Linux 3.3: Making a Dent In Bufferbloat?

mtaht writes "Has anyone, besides those that worked on byte queue limits, and sfqred, had a chance to benchmark networking using these tools on the Linux 3.3 kernel in the real world? A dent, at least theoretically, seems to be have made in bufferbloat, and now that the new kernel and new iproute2 are out, should be easy to apply in general (e.g. server/desktop) situations." Dear readers: Have any of you had problems with bufferbloat that were alleviated by the new kernel version?

What is bufferbloat?

[stillnotelf]

TFS doesn't mention, and it's hardly an obvious term. From TFA:

Bufferbloat...is the result of our misguided attempt to protect streaming applications (now 80 percent of Internet packets) by putting large memory buffers in modems, routers, network cards, and applications. These cascading buffers interfere with each other and with the flow control built into TCP from the very beginning, ultimately breaking that flow control, making things far worse than they’d be if all those buffers simply didn’t exist.

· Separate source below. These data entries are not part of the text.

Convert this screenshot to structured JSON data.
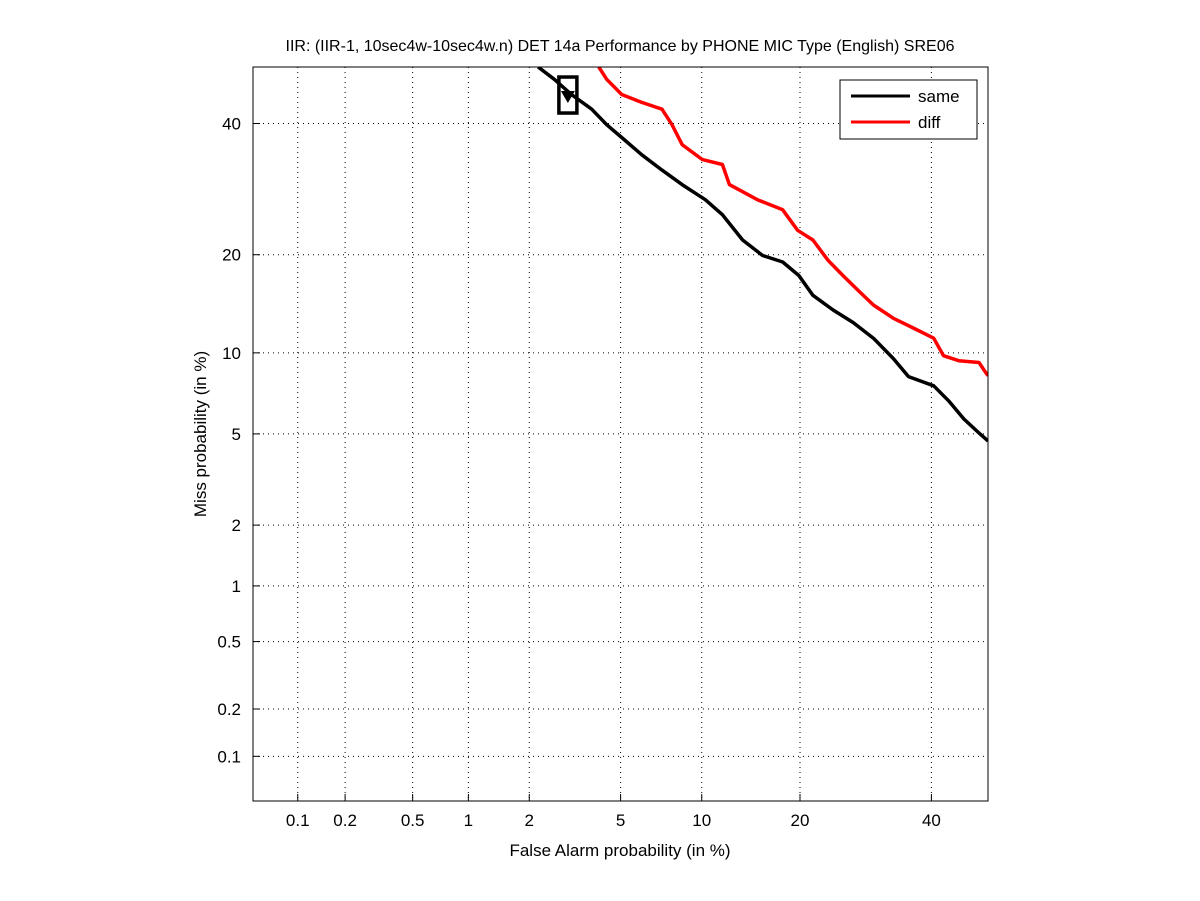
{
  "chart_data": {
    "type": "line",
    "scale": "probit (normal deviate)",
    "title": "IIR: (IIR-1, 10sec4w-10sec4w.n) DET 14a Performance by PHONE MIC Type (English) SRE06",
    "xlabel": "False Alarm probability (in %)",
    "ylabel": "Miss probability (in %)",
    "xlim": [
      0.05,
      50
    ],
    "ylim": [
      0.05,
      50
    ],
    "xticks": [
      0.1,
      0.2,
      0.5,
      1,
      2,
      5,
      10,
      20,
      40
    ],
    "xtick_labels": [
      "0.1",
      "0.2",
      "0.5",
      "1",
      "2",
      "5",
      "10",
      "20",
      "40"
    ],
    "yticks": [
      0.1,
      0.2,
      0.5,
      1,
      2,
      5,
      10,
      20,
      40
    ],
    "ytick_labels": [
      "0.1",
      "0.2",
      "0.5",
      "1",
      "2",
      "5",
      "10",
      "20",
      "40"
    ],
    "grid": true,
    "legend_position": "top-right",
    "series": [
      {
        "name": "same",
        "color": "#000000",
        "x": [
          2.2,
          2.61,
          3.11,
          3.8,
          4.39,
          5.05,
          6.06,
          7.22,
          8.54,
          10.28,
          11.72,
          13.6,
          15.65,
          17.9,
          19.85,
          21.65,
          24.4,
          27.3,
          30.4,
          33.6,
          36.1,
          40.4,
          43.0,
          45.7,
          48.4,
          50
        ],
        "y": [
          50,
          47.8,
          45.1,
          42.5,
          39.8,
          37.6,
          34.7,
          32.2,
          29.9,
          27.6,
          25.4,
          21.9,
          19.9,
          19.1,
          17.5,
          15.3,
          13.8,
          12.6,
          11.2,
          9.56,
          8.26,
          7.65,
          6.73,
          5.73,
          5.04,
          4.68
        ],
        "marker": {
          "type": "min-dcf-box",
          "x": 3.0,
          "y": 45
        }
      },
      {
        "name": "diff",
        "color": "#ff0000",
        "x": [
          4.07,
          4.39,
          5.05,
          6.06,
          7.22,
          7.86,
          8.54,
          10.05,
          11.72,
          12.35,
          15.1,
          17.9,
          19.7,
          21.65,
          23.7,
          25.8,
          28.1,
          30.4,
          33.6,
          36.9,
          40.4,
          42.1,
          44.8,
          48.4,
          49.6,
          50
        ],
        "y": [
          50,
          47.8,
          45.1,
          43.7,
          42.5,
          39.8,
          36.4,
          33.9,
          33.1,
          29.9,
          27.6,
          26.1,
          23.2,
          21.9,
          19.3,
          17.5,
          15.8,
          14.3,
          13.0,
          12.1,
          11.2,
          9.78,
          9.4,
          9.26,
          8.53,
          8.32
        ],
        "marker": {
          "type": "min-dcf-box",
          "x": 3.0,
          "y": 55
        }
      }
    ]
  }
}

You missed the feedback loop (TCP flow contol)

[Richard_J_N]

Unfortunately, I think you haven't quite got this right.

The problem isn't buffering at the *ends* of the link (the two applications talking to one another), rather, it's buffering in the middle of the link.

TCP flow control works by getting (timely notification of) dropped packets when the network begins to saturate. Once the network reaches about 95% of full capacity, it's important to drop some packets so that *all* users of the link back off and slow down a bit.

The easiest way to imagine this is by considering a group of people all setting off in cars along a particular journey. Not all roads have the same capacity, and perhaps there is a narrow bridge part way along.
So the road designer thinks: that bridge is a choke point, but the flow isn't perfectly smooth. So I'll build a car-park just before the bridge: then we can receive inbound traffic as fast as it can arrive, and always run the bridge at maximum flow. (The same thing happens elsewhere: we get lots of carparks acting as stop-start FIFO buffers).

What now happens is that everybody ends up sitting in a car-park every single time they hit a buffer. It makes the end-to-end latency much much larger.

What should happen (and TCP flow-control will autodetect if it gets dropped packet notifications promptly) is that people know that the bridge is saturated, and fewer people set off on their journey every hour. The link never saturates, buffers don't fill, and nobody has to wait.

Bufferbloat is exactly like this: we try to be greedy and squeeze every last baud out of a connection: what happens is that latency goes way too high, and ultimately we waste packets on retransmits (because some packets arrive so late that they are given up for lost). So we end up much much worse off.
A side consequence of this is that the traffic jams can sometimes oscillate wildly in unpredictable manners.

If you've ever seen your mobile phone take 15 seconds to make a simple request for a search result, despite having a good signal, you've observed buffer bloat.

Re:Hm

[RulerOf]

Why would my buffer be never empty? Just because you have more buffers doesn't mean you process anything slower than you have to. It just means if you can't get around to something immediately, you can catch up later.

That's exactly the problem. TCP relies on packets being dropped in order to manage connections. When buffers are instead allowed to fill up, delaying packets instead of outright dropping them, the application relying on those packets experiences extremely high latency instead of being rate-limited to fit inside of the available bandwidth.

The problem has come to pass because of how counterintuitive this really is. It's a GOOD THING to discard data you can't transfer RIGHT NOW, rather than wait around and send it later.

I suppose one of the only analogs I can think of might be the Blackbird stealth plane. Leaks like a sieve on the ground, spitting fuel all over the place, because at altitude the seals expand so much that they'd pop if it hadn't been designed to leak on the ground. Using gigantic packet buffers would be like "fixing" a Blackbird so that it didn't leak on the runway.